Introdução
Outubro foi um mês de ajustes e reposicionamento na economia global e nacional. No cenário internacional, Estados Unidos e China avançaram em um acordo de cooperação econômica, reduzindo tensões comerciais e indicando uma fase de maior estabilidade nas relações globais. Autoridades norte-americanas também iniciaram diálogos sobre revisão de tarifas bilaterais com diversos parceiros, incluindo o Brasil, o que favoreceu o ambiente de negócios e as expectativas de recuperação das cadeias produtivas. No plano doméstico, as projeções de crescimento foram revisadas positivamente e o comportamento do crédito, mesmo com juros elevados, passou a ser acompanhado de perto, indicando resiliência econômica e desafios para a política monetária.

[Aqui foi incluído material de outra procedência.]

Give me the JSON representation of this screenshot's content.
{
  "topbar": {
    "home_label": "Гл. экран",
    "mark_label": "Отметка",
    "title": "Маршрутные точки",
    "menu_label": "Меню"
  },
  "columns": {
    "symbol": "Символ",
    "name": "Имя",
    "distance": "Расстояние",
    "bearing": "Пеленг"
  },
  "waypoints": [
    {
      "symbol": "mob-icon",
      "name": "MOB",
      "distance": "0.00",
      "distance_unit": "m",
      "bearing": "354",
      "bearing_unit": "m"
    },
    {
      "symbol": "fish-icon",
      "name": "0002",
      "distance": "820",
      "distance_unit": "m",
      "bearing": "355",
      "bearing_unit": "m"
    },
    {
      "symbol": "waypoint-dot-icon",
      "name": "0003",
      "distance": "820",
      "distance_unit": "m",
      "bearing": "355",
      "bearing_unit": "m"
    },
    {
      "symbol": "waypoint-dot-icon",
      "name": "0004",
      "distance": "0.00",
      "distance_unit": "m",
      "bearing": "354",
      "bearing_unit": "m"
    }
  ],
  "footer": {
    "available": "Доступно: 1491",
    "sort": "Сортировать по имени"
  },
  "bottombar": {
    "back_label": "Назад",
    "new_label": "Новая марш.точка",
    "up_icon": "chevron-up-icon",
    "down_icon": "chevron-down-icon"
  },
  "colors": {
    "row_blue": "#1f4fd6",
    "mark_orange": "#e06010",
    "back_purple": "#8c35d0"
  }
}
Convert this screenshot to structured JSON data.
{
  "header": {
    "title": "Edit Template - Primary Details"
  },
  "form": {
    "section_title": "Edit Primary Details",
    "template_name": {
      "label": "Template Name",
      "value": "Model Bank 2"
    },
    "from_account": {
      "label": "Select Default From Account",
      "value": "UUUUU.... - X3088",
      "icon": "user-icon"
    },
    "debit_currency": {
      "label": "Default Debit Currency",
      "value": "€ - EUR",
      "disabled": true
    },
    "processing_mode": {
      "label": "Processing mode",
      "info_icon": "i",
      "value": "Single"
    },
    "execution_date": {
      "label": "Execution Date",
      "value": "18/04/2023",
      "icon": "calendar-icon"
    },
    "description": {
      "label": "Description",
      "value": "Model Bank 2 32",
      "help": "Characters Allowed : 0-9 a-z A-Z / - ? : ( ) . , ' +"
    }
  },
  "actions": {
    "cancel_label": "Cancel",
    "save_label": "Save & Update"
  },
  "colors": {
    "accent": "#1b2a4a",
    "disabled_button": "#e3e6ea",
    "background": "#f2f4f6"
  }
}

Fatos econômicos de outubro e impactos para a economia capixaba
O relatório de outubro do Fundo Monetário Internacional apontou que, mesmo com a taxa Selic mantida em 15%, o crédito bancário no Brasil continua crescendo. O avanço é impulsionado pela expansão das fintechs e pelo aumento da renda, refletindo resiliência no consumo principalmente pela expansão do crédito ao trabalhador. Esse movimento mostra a vitalidade do sistema financeiro, mas exige atenção à sustentabilidade do endividamento e à qualidade do crédito. Para o Espírito Santo, onde o cooperativismo financeiro e as instituições regionais de crédito têm papel importante, o cenário abre oportunidades para ampliar o acesso a financiamento e estimular pequenas e médias empresas locais.
O Fundo Monetário Internacional e o Banco Mundial projetaram crescimento global de 3,2% em 2025 e 3,1% em 2026, em um ambiente ainda sujeito a riscos geopolíticos e ao avanço de políticas industriais nacionais. A projeção para o Brasil foi revisada para 2,4%, superando a média da América Latina de 2,3%, conforme a Agência Brasil. O desempenho superior do país na região reflete o impulso fiscal dado pelo governo e dinamismo dos setores exportadores e de serviços, mostrando resiliência ao cenário adverso de aumento no protecionismo norte-americano. Para o Espírito Santo, essa conjuntura pode favorecer investimentos em logística e na cadeia de exportação de commodities industriais e agrícolas, ampliando a competitividade regional.
Em âmbito interno, a Reuters reportou que o índice de atividade econômica de agosto cresceu abaixo do esperado, indicando desaceleração gradual da economia brasileira. A política monetária restritiva ainda impõe limites ao consumo e ao crédito, reforçando a importância de estratégias regionais voltadas à inovação, produtividade e diversificação industrial para sustentar o crescimento no médio prazo.
No campo diplomático, o encontro entre os presidentes dos Estados Unidos e da China, realizado em Busan nos dias 29 e 30 de outubro, reforçou o compromisso de cooperação econômica e de diálogo sobre cadeias de valor, mineração e tecnologia. A aproximação entre as duas maiores economias do mundo tende a reduzir a incerteza global e estabilizar o comércio de commodities estratégicas. Para o Espírito Santo, exportador de celulose, café, rochas ornamentais e aço, esse cenário traz previsibilidade e melhora o ambiente para expansão de contratos e novos investimentos.
Oportunidades e desafios
O contexto atual abre espaço para o fortalecimento das cadeias exportadoras capixabas e para atração de novos investimentos logísticos e industriais. O equilíbrio fiscal e a infraestrutura portuária moderna posicionam o Espírito Santo de forma competitiva para receber projetos produtivos e ampliar sua participação no comércio exterior. O aumento do crédito e as projeções positivas de crescimento nacional reforçam o ambiente de negócios e a capacidade de financiamento de novos empreendimentos.
Por outro lado, persistem desafios relacionados à integração tecnológica, ao aumento da produtividade e à necessidade de atender padrões mais elevados de sustentabilidade e governança. A desaceleração nacional exige cautela e foco em planejamento estratégico, eficiência e diversificação de mercados. A cooperação entre governo, setor produtivo e entidades empresariais será decisiva para transformar a estabilidade global em desenvolvimento regional duradouro.
Conclusão para o empresário capixaba
Outubro marcou uma fase de transição e reorganização nas economias global e doméstica. Para o Espírito Santo, o cenário é favorável, mas impõe exigências crescentes em inovação, qualificação e planejamento. O empresário capixaba deve aproveitar o momento de estabilidade e diálogo internacional para consolidar sua presença nos mercados externos e expandir negócios com base em eficiência e sustentabilidade. A consolidação de uma economia regional resiliente e moderna dependerá da capacidade de transformar estabilidade fiscal e logística em crescimento econômico inclusivo e duradouro.